The updated guidelines reflect the addition of nearly 50 research studies including research carried out at University of Utah Health and Primary Children’s Hospital examining practices surrounding a range of medical conditions from seizures to hyperglycemia to intracranial hypertension. Active U of U Health faculty who contributed to this work include Gitte Larsen, M.D, MPH, professor of Pediatrucs, Eric Scaife, M.D., professor of Surgery, Douglas Brockmeyer M.D., professor of Neurosurgery, N. Clay Mann, Ph.D., professor of Pediatrics, Kevin Moore, M.D., adjunct professor in Radiology and Imaging Sciences, and Eliotte Hirschberg, M.D., associate professor of Internal Medicine.

This newest version guidelines include eight new, or revised, treatment recommendations for health care providers that range from the use of intracranial monitoring to the use of hypertonic saline to reduce acute brain swelling.

An executive summary of the guideline today published in the journals Pediatric Critical Care Medicine and Neurosurgery; the full guidelines are available via Pediatric Critical Care Medicine.

“These guidelines are important because they standardize care and point out where research is lacking,” said co-author Susan Bratton, M.D., professor emeritus of pediatrics at U of U Health.
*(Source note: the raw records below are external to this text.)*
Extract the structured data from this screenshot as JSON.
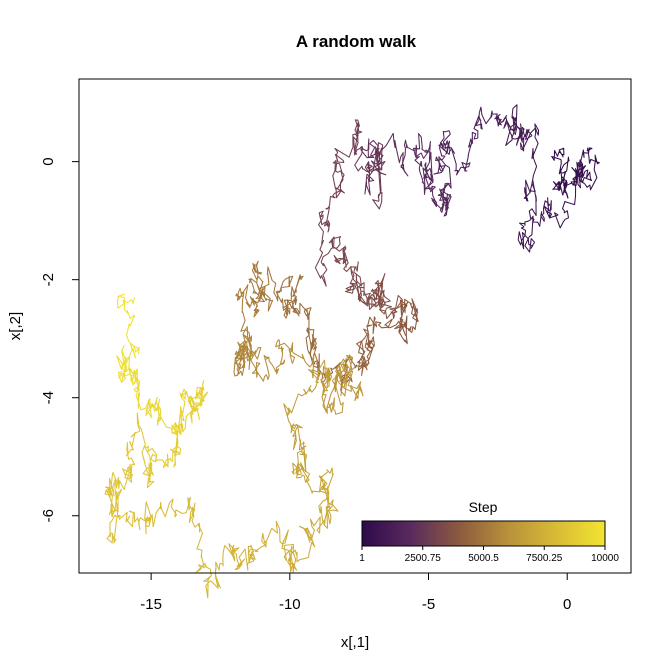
{
  "chart_data": {
    "type": "line",
    "title": "A random walk",
    "xlabel": "x[,1]",
    "ylabel": "x[,2]",
    "xlim": [
      -17.6,
      2.3
    ],
    "ylim": [
      -6.97,
      1.4
    ],
    "x_ticks": [
      -15,
      -10,
      -5,
      0
    ],
    "x_tick_labels": [
      "-15",
      "-10",
      "-5",
      "0"
    ],
    "y_ticks": [
      0,
      -2,
      -4,
      -6
    ],
    "y_tick_labels": [
      "0",
      "-2",
      "-4",
      "-6"
    ],
    "grid": false,
    "n_steps": 10000,
    "color_scale": "viridis-like (dark purple → yellow)",
    "colors": [
      "#2d0a4a",
      "#5a2a5e",
      "#8c5a3e",
      "#b8913a",
      "#d8bb36",
      "#f2e531"
    ],
    "legend": {
      "title": "Step",
      "position": "bottom-right",
      "min": 1,
      "max": 10000,
      "ticks": [
        1,
        2500.75,
        5000.5,
        7500.25,
        10000
      ],
      "tick_labels": [
        "1",
        "2500.75",
        "5000.5",
        "7500.25",
        "10000"
      ]
    },
    "series": [
      {
        "color_by": "step",
        "waypoints": [
          {
            "step": 1,
            "x": -0.2,
            "y": 0.05
          },
          {
            "step": 400,
            "x": 0.8,
            "y": 0.2
          },
          {
            "step": 800,
            "x": -1.6,
            "y": -1.4
          },
          {
            "step": 1200,
            "x": -2.0,
            "y": 0.6
          },
          {
            "step": 1600,
            "x": -4.5,
            "y": 0.1
          },
          {
            "step": 2000,
            "x": -5.2,
            "y": -0.3
          },
          {
            "step": 2400,
            "x": -7.3,
            "y": -0.3
          },
          {
            "step": 2800,
            "x": -7.5,
            "y": 0.7
          },
          {
            "step": 3100,
            "x": -8.0,
            "y": -1.5
          },
          {
            "step": 3500,
            "x": -7.0,
            "y": -2.3
          },
          {
            "step": 3900,
            "x": -5.5,
            "y": -2.5
          },
          {
            "step": 4300,
            "x": -7.3,
            "y": -3.4
          },
          {
            "step": 4700,
            "x": -9.3,
            "y": -2.5
          },
          {
            "step": 5100,
            "x": -11.3,
            "y": -1.8
          },
          {
            "step": 5500,
            "x": -11.7,
            "y": -3.2
          },
          {
            "step": 5900,
            "x": -10.3,
            "y": -3.2
          },
          {
            "step": 6300,
            "x": -7.6,
            "y": -3.8
          },
          {
            "step": 6700,
            "x": -9.8,
            "y": -4.6
          },
          {
            "step": 7100,
            "x": -8.6,
            "y": -5.9
          },
          {
            "step": 7500,
            "x": -10.8,
            "y": -6.4
          },
          {
            "step": 7900,
            "x": -13.3,
            "y": -6.2
          },
          {
            "step": 8300,
            "x": -16.6,
            "y": -5.6
          },
          {
            "step": 8700,
            "x": -15.0,
            "y": -5.1
          },
          {
            "step": 9100,
            "x": -13.1,
            "y": -3.7
          },
          {
            "step": 9500,
            "x": -15.6,
            "y": -3.9
          },
          {
            "step": 10000,
            "x": -15.6,
            "y": -2.3
          }
        ]
      }
    ]
  }
}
She points out that head injuries are the most common cause of death among people ages 2 to 45. Over the years, the guidelines have helped establish that children with severe head injuries require different treatment than adults. “Children are not small adults and one thing the guidelines do is reflect that important fact.”

“The Brain Trauma Foundation’s severe brain injury management guidelines have been instrumental in improving care and reducing variability in care around the world,” says co-author and U of U Health neurosurgeon Gregory Hawryluk, M.D., Ph.D. “By some estimates implementation of the guidelines has reduced mortality from severe TBI by as much as 50 percent.”
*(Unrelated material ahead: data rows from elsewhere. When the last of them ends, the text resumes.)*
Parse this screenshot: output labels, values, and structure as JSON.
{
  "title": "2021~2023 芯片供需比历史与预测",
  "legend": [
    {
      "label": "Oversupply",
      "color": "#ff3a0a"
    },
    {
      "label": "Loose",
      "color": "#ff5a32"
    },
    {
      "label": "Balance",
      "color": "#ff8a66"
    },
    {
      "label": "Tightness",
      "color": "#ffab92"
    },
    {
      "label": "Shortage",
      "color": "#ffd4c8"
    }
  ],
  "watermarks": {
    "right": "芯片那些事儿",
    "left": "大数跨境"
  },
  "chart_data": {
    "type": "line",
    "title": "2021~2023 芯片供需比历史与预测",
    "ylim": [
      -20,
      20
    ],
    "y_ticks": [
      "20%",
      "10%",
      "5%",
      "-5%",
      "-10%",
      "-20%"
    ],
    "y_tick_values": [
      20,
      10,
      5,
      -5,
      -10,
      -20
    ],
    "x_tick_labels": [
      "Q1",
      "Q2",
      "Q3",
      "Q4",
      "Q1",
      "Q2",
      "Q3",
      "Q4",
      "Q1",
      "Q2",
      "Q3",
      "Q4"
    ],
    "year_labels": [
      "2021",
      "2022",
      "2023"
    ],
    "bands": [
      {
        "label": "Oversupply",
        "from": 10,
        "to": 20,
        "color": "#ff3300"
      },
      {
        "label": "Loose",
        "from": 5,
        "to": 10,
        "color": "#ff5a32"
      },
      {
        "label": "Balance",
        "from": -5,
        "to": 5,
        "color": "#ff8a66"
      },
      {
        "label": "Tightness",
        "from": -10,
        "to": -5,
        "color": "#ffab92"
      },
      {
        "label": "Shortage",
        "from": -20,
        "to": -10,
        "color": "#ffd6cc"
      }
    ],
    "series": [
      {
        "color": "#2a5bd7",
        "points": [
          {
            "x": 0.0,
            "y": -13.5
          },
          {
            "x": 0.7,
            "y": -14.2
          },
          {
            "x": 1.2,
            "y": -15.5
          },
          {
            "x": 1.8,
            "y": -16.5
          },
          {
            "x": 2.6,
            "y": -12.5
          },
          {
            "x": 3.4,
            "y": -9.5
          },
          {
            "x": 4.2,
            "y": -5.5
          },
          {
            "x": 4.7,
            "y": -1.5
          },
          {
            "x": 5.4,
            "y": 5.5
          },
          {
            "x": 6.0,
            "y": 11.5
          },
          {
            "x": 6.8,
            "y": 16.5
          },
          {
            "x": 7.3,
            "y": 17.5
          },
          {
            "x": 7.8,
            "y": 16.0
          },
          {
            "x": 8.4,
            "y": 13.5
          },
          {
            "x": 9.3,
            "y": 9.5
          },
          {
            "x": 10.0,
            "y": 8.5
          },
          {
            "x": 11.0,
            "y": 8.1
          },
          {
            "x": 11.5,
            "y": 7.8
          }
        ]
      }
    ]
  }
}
An associated manuscript also published in Pediatric Critical Care Medicine, describes an algorithm designed to guide first and second tier therapies for infants and children with severe TBI. The tool, which supplements evidence-based recommendations in the updated guidelines, was created using a validated, consensus-based expert opinion process.

“We believe a combination of research findings and real-life experience will further advance the bedside care of infants and children with severe TBI, especially in treatment scenarios where scientific and clinical research is lacking,” said first author Patrick Kochanek, M.D., Professor and Vice Chairman of Critical Care Medicine and Director of the Safar Center for Resuscitation Research at the University of Pittsburgh. “This algorithm will also help to identify key research priorities to help ensure the ongoing momentum of consistent, high-quality care for patients across the globe.”
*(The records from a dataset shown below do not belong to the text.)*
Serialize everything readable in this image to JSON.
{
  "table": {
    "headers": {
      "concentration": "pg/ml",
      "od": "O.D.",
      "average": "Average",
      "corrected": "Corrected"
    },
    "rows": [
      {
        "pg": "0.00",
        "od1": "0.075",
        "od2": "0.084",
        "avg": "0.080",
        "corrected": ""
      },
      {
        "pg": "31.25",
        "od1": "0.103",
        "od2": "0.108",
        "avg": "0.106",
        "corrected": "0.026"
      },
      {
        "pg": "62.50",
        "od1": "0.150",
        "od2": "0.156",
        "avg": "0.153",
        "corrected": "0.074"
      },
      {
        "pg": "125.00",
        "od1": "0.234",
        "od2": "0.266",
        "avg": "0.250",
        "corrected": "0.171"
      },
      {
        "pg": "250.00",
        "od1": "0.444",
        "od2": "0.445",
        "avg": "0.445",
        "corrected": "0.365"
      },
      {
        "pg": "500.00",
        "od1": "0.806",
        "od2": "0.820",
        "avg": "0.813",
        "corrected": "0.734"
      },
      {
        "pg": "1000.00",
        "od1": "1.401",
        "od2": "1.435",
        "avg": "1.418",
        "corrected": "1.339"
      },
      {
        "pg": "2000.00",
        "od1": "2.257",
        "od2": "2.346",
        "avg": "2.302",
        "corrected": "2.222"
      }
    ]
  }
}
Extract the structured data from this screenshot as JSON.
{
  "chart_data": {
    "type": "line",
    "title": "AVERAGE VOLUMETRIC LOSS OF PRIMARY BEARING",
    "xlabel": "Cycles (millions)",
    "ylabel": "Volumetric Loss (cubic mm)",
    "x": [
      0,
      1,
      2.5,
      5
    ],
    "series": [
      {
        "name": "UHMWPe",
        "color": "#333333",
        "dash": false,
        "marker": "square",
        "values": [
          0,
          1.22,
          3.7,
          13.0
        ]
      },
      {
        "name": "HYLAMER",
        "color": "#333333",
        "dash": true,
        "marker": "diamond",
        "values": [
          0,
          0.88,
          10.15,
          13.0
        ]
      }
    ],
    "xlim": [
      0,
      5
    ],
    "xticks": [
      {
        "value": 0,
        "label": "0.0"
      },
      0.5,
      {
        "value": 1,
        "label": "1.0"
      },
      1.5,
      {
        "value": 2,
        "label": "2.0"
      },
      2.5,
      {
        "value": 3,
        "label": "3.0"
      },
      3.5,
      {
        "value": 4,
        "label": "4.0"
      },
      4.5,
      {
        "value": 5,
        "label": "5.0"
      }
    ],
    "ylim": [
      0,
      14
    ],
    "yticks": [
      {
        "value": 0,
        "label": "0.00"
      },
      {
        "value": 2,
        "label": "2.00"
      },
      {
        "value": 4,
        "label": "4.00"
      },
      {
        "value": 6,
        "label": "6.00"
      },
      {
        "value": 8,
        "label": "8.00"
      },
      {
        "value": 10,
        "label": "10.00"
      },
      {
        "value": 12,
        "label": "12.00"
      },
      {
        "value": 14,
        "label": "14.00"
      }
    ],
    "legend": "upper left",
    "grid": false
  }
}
The original Brain Trauma Foundation Guidelines published in 2003 and were last updated in 2012. The 3rd edition was developed as part of the Brain Trauma Evidence-based Consortium based at the Stanford University School of Medicine. The Pacific Northwest Evidence-based Practice Center at OHSU managed the effort, which included experts from U of U Health, OHSU, the University of Pittsburgh, Boston Children’s Hospital, Phoenix Children’s Hospital, Children’s National Medical Center, the University of British Columbia, and Duke University.

This work was funded by the U.S. Army Contracting Command, Aberdeen Proving Ground, Natick Contracting Division. Prior editions were supported by funding from multiple sources through the Brain Trauma Foundation.